Route lookup matches 2001:db8:cafe::/64, forwards the packet to
lan0.

This setup requires a double NAT: NAT66 before SIIT, and NAT44
afterwards. This is because the WAN IP 192.0.2.16 is assigned to
wan0. If we didn't do NAT44, the first route lookup on the return
path would get a hit in the magic "local" routing table (ip route show table 0), and divert the packet into the "destination is local"
codepath, rather than the forwarding codepath.
Small Business Router

This setup is similar to the home router one, except that now we don't
have a single IPv4 WAN address, but two, 192.0.2.16 and
192.0.2.17.
In this setup, we can simplify a little bit and dispense with the
NAT44 stage, by using 192.0.2.17 as the "intermediate" IP for
SIIT. In effect, we turn 192.0.2.17 into a SIIT translator and
gateway, from the ISP's point of view. The configuration is similar,
but simpler:
ip -6 route add ::ffff:0:0:0/96 dev siit0
ip6tables -t nat -A POSTROUTING -o siit0 -j SNAT --to-source 192.0.2.17

ip route add 192.0.2.17/32 dev siit0
ip route add default via 192.0.2.1

With this configuration, the outbound packet path is as follows:

Packet arrives on lan0, source 2001:db8:cafe::f4bc, destination
::ffff:0:1.2.3.4.
Route lookup matches ::ffff:0:0:0/96, forwards the packet to
siit0.
Netfilter rule does NAT66, changes the packet source to
::ffff:0:192.0.2.17.
siit0 translates the packet from IPv6 to IPv4, and bounces it
back to the kernel.
Packet arrives on siit0, source 192.0.2.17 and destination
1.2.3.4.
Route lookup matches 0.0.0.0/0, forwards the packet out wan0.

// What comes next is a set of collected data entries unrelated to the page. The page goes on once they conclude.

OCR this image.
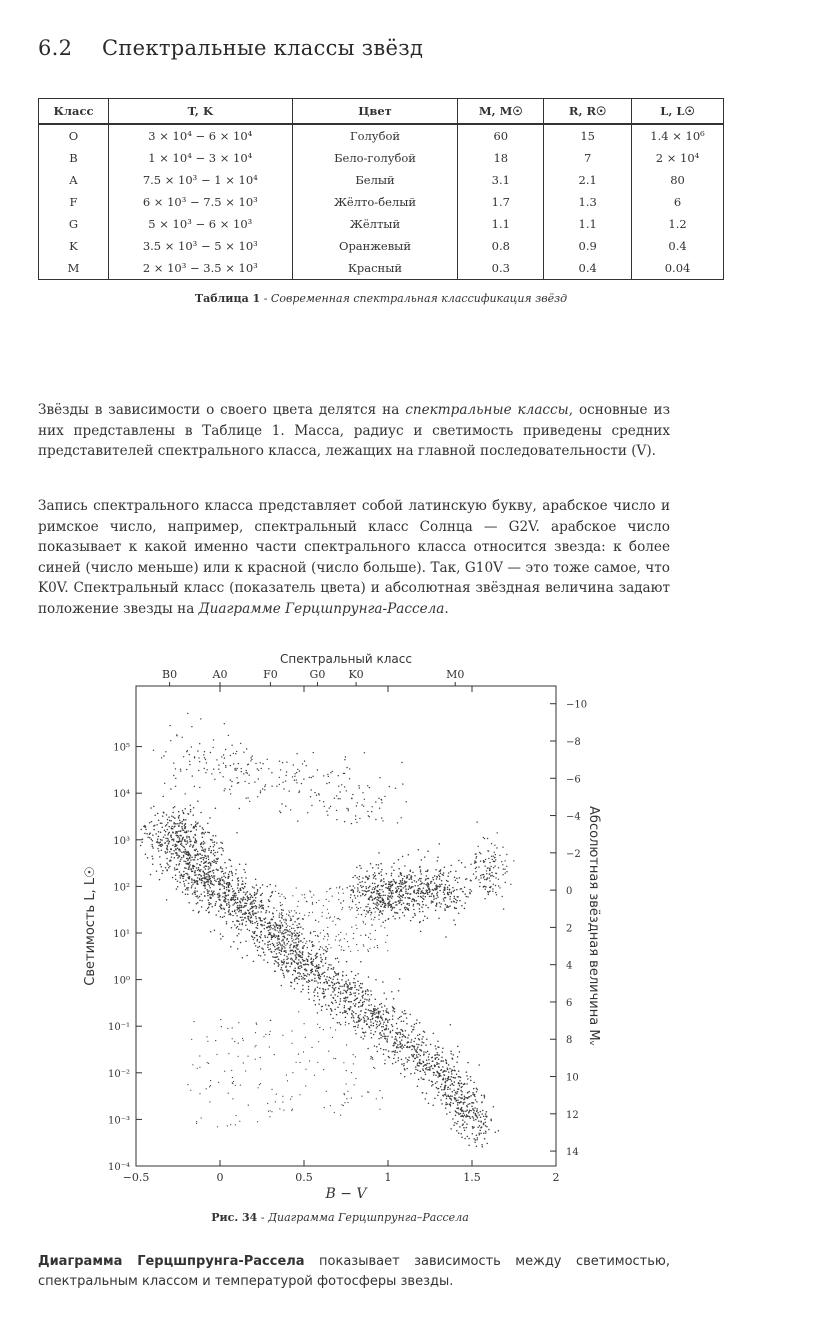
6.2 Спектральные классы звёзд
Класс	T, K	Цвет	M, M☉	R, R☉	L, L☉
O	3 × 10⁴ − 6 × 10⁴	Голубой	60	15	1.4 × 10⁶
B	1 × 10⁴ − 3 × 10⁴	Бело-голубой	18	7	2 × 10⁴
A	7.5 × 10³ − 1 × 10⁴	Белый	3.1	2.1	80
F	6 × 10³ − 7.5 × 10³	Жёлто-белый	1.7	1.3	6
G	5 × 10³ − 6 × 10³	Жёлтый	1.1	1.1	1.2
K	3.5 × 10³ − 5 × 10³	Оранжевый	0.8	0.9	0.4
M	2 × 10³ − 3.5 × 10³	Красный	0.3	0.4	0.04
Таблица 1 - Современная спектральная классификация звёзд

Звёзды в зависимости о своего цвета делятся на спектральные классы, основные из них представлены в Таблице 1. Масса, радиус и светимость приведены средних представителей спектрального класса, лежащих на главной последовательности (V).

Запись спектрального класса представляет собой латинскую букву, арабское число и римское число, например, спектральный класс Солнца — G2V. арабское число показывает к какой именно части спектрального класса относится звезда: к более синей (число меньше) или к красной (число больше). Так, G10V — это тоже самое, что K0V. Спектральный класс (показатель цвета) и абсолютная звёздная величина задают положение звезды на Диаграмме Герцшпрунга-Рассела.

−0.5	0	0.5	1	1.5	2
10⁵
10⁴
10³
10²
10¹
10⁰
10⁻¹
10⁻²
10⁻³
10⁻⁴
−10
−8
−6
−4
−2
0
2
4
6
8
10
12
14
B0	A0	F0	G0 K0	M0
Спектральный класс
B − V
Светимость L, L☉	Абсолютная звёздная величина Mᵥ
Рис. 34 - Диаграмма Герцшпрунга–Рассела

Диаграмма Герцшпрунга-Рассела показывает зависимость между светимостью, спектральным классом и температурой фотосферы звезды.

The return packet path is:

Packet arrives on wan0, source 1.2.3.4, destination
192.0.2.17.
Route lookup matches 192.0.2.17/32, forwards the packet to
siit0.
siit0 translates the packet from IPv4 to IPv6, and bounces it
back to the kernel.
Packet arrives on siit0, source ::ffff:0:1.2.3.4, destination
::ffff:0:192.0.2.17.
Conntrack rewrites the destination IP to 2001:db8:cafe::f4bc.
Route lookup matches 2001:db8:cafe::/64, forwards the packet to
lan0.

Enterprise NAT

Again the setup is similar, but with more IPs: this time we own all of
192.0.2.128/25 on the WAN side.
In this setup, we can alter the NAT66 step to use the entire IP range
as possible source addresses, to expand our conntrack abilities beyond
a single IP:
ip -6 route add ::ffff:0:0:0/96 dev siit0
ip6tables -t nat -A POSTROUTING -o siit0 -j SNAT --to-source 192.0.2.128-192.0.2.255

ip route add 192.0.2.128/25 dev siit0
ip route add default via 192.0.2.1

The packet path and return path is similar to the above, just with
more IPs.
Conclusion

All the setups above are notionally very similar: the siit0
interface acts like some remote SIIT 1:1 translator box. It's slightly
more constrained in that the incoming v6 packets must already be in
the v4-translated format (i.e. the SIIT box doesn't implement stateful
NAT), so we have to do the NAT layer ourselves. But it shows that a
small addition to the kernel would enable all major NAT64 scenarios
using existing linux network features.
Other ideas

As Netfilter modules

Rather than implement the translation as an interface, maybe we could
do it as a netfilter module. Do NAT66 as above, and then as the very
last step in nat/POSTROUTING, do the stateless translation right
before plopping the packet onto the wire.
Similarly on the input end, in raw/PREROUTING, statelessly translate
back to IPv6 and then let the entire kernel live happily as v6-only.
This is cleaner in terms of how much of the system has to care about
IPv4. However, it'll interfere with normal IPv4 operation on the WAN
link, for things like DHCP and other ISP configuration protocols that
are assigning the IPv4 in the first place. It'd work for the SMB and
Enterprise cases above, but not for the minimal "single WAN IP" case.
As an XFRM

Similar to the netfilter idea, the XFRM framework acts late in the
packet processing stage, and could do the SIIT translation. The same
problems exist as with the netfilter implementation.
bpfilter something something???

The more programmable the kernel network stack, obviously the more
fancy we can be here. I don't know enough about bpfilter to know.